Exploring the role of the mycobacterial ESX-2 secretion system in physiology and host-pathogen interaction

Mycobacterium tuberculosis (Mtb), the causative agent of tuberculosis, remains the leading cause of death from a single infectious agent, with approximately 1.25 million deaths annually. Although about 25 % of the global population is infected, only 5–10 % develop active disease, while in 90-95 % of cases, latent tuberculosis infection (LTBI) occurs. Type VII ESX secretion systems (ESX-1 to ESX-5), are key determinants of Mtb virulence and host adaptation. However, the role of the ESX-2 remains poorly understood. This Ph.D. project aimed at characterizing the physiological role of ESX-2 and its involvement in host–pathogen interaction by using genetic, molecular, and cellular approaches.
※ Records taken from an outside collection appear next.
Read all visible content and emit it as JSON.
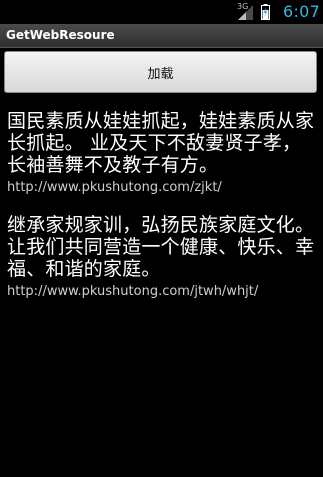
{
  "status_bar": {
    "network_label": "3G",
    "time": "6:07",
    "time_color": "#33b5e5"
  },
  "title_bar": {
    "title": "GetWebResoure"
  },
  "toolbar": {
    "load_label": "加载"
  },
  "articles": [
    {
      "text": "国民素质从娃娃抓起，娃娃素质从家长抓起。 业及天下不敌妻贤子孝，长袖善舞不及教子有方。",
      "url": "http://www.pkushutong.com/zjkt/"
    },
    {
      "text": "继承家规家训，弘扬民族家庭文化。 让我们共同营造一个健康、快乐、幸福、和谐的家庭。",
      "url": "http://www.pkushutong.com/jtwh/whjt/"
    }
  ]
}
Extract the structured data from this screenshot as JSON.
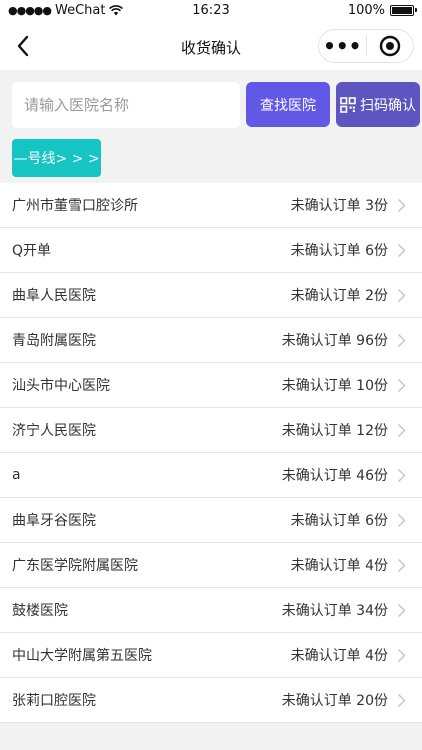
{
  "status_bar": {
    "signal": "●●●●●",
    "carrier": "WeChat",
    "time": "16:23",
    "battery_percent": "100%",
    "battery_level": 1.0
  },
  "nav": {
    "title": "收货确认",
    "more_label": "•••"
  },
  "search": {
    "placeholder": "请输入医院名称",
    "find_label": "查找医院",
    "scan_label": "扫码确认",
    "line_label": "—号线> > >"
  },
  "colors": {
    "find_button": "#6159e6",
    "scan_button": "#5d56c0",
    "line_button": "#16c4c4"
  },
  "hospitals": [
    {
      "name": "广州市董雪口腔诊所",
      "count": "未确认订单 3份"
    },
    {
      "name": "Q开单",
      "count": "未确认订单 6份"
    },
    {
      "name": "曲阜人民医院",
      "count": "未确认订单 2份"
    },
    {
      "name": "青岛附属医院",
      "count": "未确认订单 96份"
    },
    {
      "name": "汕头市中心医院",
      "count": "未确认订单 10份"
    },
    {
      "name": "济宁人民医院",
      "count": "未确认订单 12份"
    },
    {
      "name": "a",
      "count": "未确认订单 46份"
    },
    {
      "name": "曲阜牙谷医院",
      "count": "未确认订单 6份"
    },
    {
      "name": "广东医学院附属医院",
      "count": "未确认订单 4份"
    },
    {
      "name": "鼓楼医院",
      "count": "未确认订单 34份"
    },
    {
      "name": "中山大学附属第五医院",
      "count": "未确认订单 4份"
    },
    {
      "name": "张莉口腔医院",
      "count": "未确认订单 20份"
    }
  ]
}
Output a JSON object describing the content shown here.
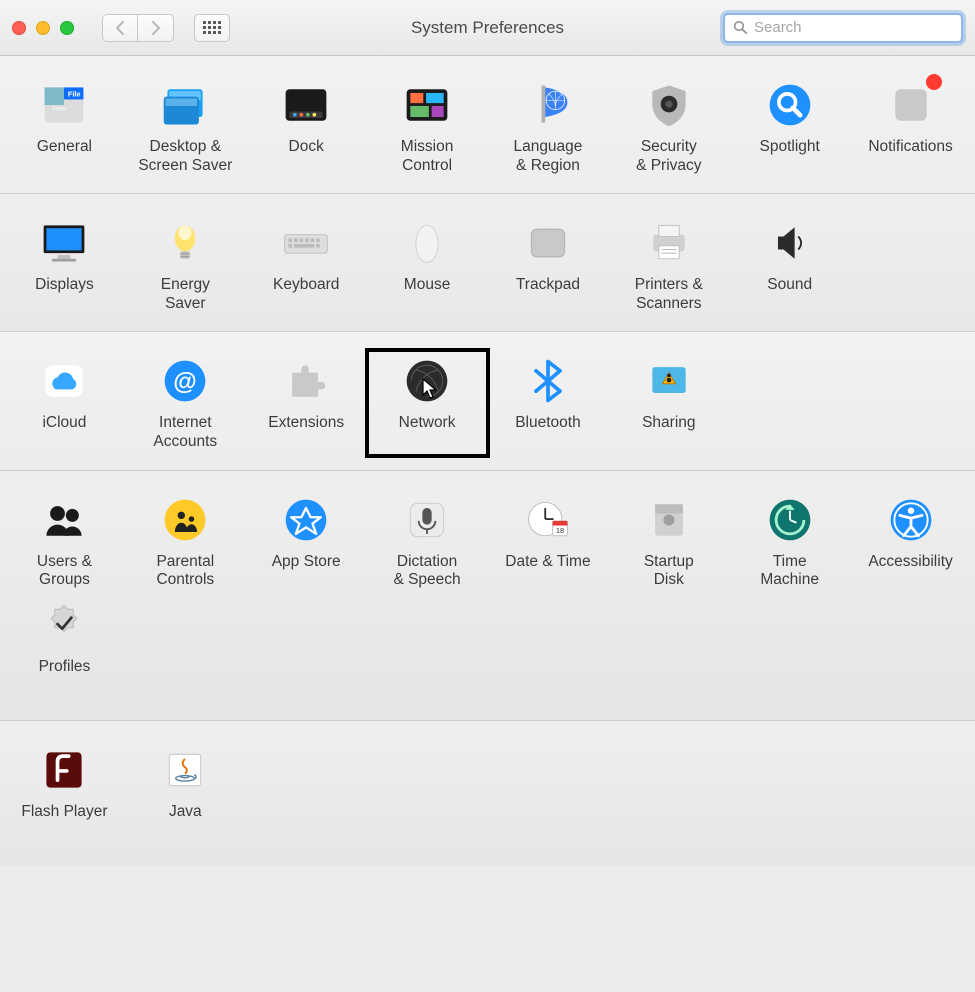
{
  "window_title": "System Preferences",
  "search": {
    "placeholder": "Search",
    "value": ""
  },
  "rows": [
    [
      {
        "id": "general",
        "label": "General"
      },
      {
        "id": "desktop",
        "label": "Desktop &\nScreen Saver"
      },
      {
        "id": "dock",
        "label": "Dock"
      },
      {
        "id": "mission",
        "label": "Mission\nControl"
      },
      {
        "id": "language",
        "label": "Language\n& Region"
      },
      {
        "id": "security",
        "label": "Security\n& Privacy"
      },
      {
        "id": "spotlight",
        "label": "Spotlight"
      },
      {
        "id": "notifications",
        "label": "Notifications",
        "badge": true
      }
    ],
    [
      {
        "id": "displays",
        "label": "Displays"
      },
      {
        "id": "energy",
        "label": "Energy\nSaver"
      },
      {
        "id": "keyboard",
        "label": "Keyboard"
      },
      {
        "id": "mouse",
        "label": "Mouse"
      },
      {
        "id": "trackpad",
        "label": "Trackpad"
      },
      {
        "id": "printers",
        "label": "Printers &\nScanners"
      },
      {
        "id": "sound",
        "label": "Sound"
      }
    ],
    [
      {
        "id": "icloud",
        "label": "iCloud"
      },
      {
        "id": "internet",
        "label": "Internet\nAccounts"
      },
      {
        "id": "extensions",
        "label": "Extensions"
      },
      {
        "id": "network",
        "label": "Network",
        "highlighted": true,
        "cursor": true
      },
      {
        "id": "bluetooth",
        "label": "Bluetooth"
      },
      {
        "id": "sharing",
        "label": "Sharing"
      }
    ],
    [
      {
        "id": "users",
        "label": "Users &\nGroups"
      },
      {
        "id": "parental",
        "label": "Parental\nControls"
      },
      {
        "id": "appstore",
        "label": "App Store"
      },
      {
        "id": "dictation",
        "label": "Dictation\n& Speech"
      },
      {
        "id": "datetime",
        "label": "Date & Time"
      },
      {
        "id": "startup",
        "label": "Startup\nDisk"
      },
      {
        "id": "timemachine",
        "label": "Time\nMachine"
      },
      {
        "id": "accessibility",
        "label": "Accessibility"
      },
      {
        "id": "profiles",
        "label": "Profiles"
      }
    ],
    [
      {
        "id": "flash",
        "label": "Flash Player"
      },
      {
        "id": "java",
        "label": "Java"
      }
    ]
  ]
}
Selected esx-2 genes were found upregulated under nutrient starvation, and during reactivation from hypoxia-induced dormancy. Consistently, ESX-2 mutant strains showed a reduced survival under nutrient deprivation conditions and delayed growth recovery following reactivation from hypoxia-induced dormancy, in vitro. Furthermore, ESX-2 mutants displayed impaired growth both in ex vivo models and in a murine infection model of infection, thus indicating the contribution of ESX-2 to optimal Mtb replication into the host. However, the expression of different ESX-2 variants (harboring engineered versions of the MycP2 ESX-2-associated protease) in Mycobacterium smegmatis did not allow the elucidation of the molecular mechanisms responsible for the modulation of the ESX-2 secretory activity.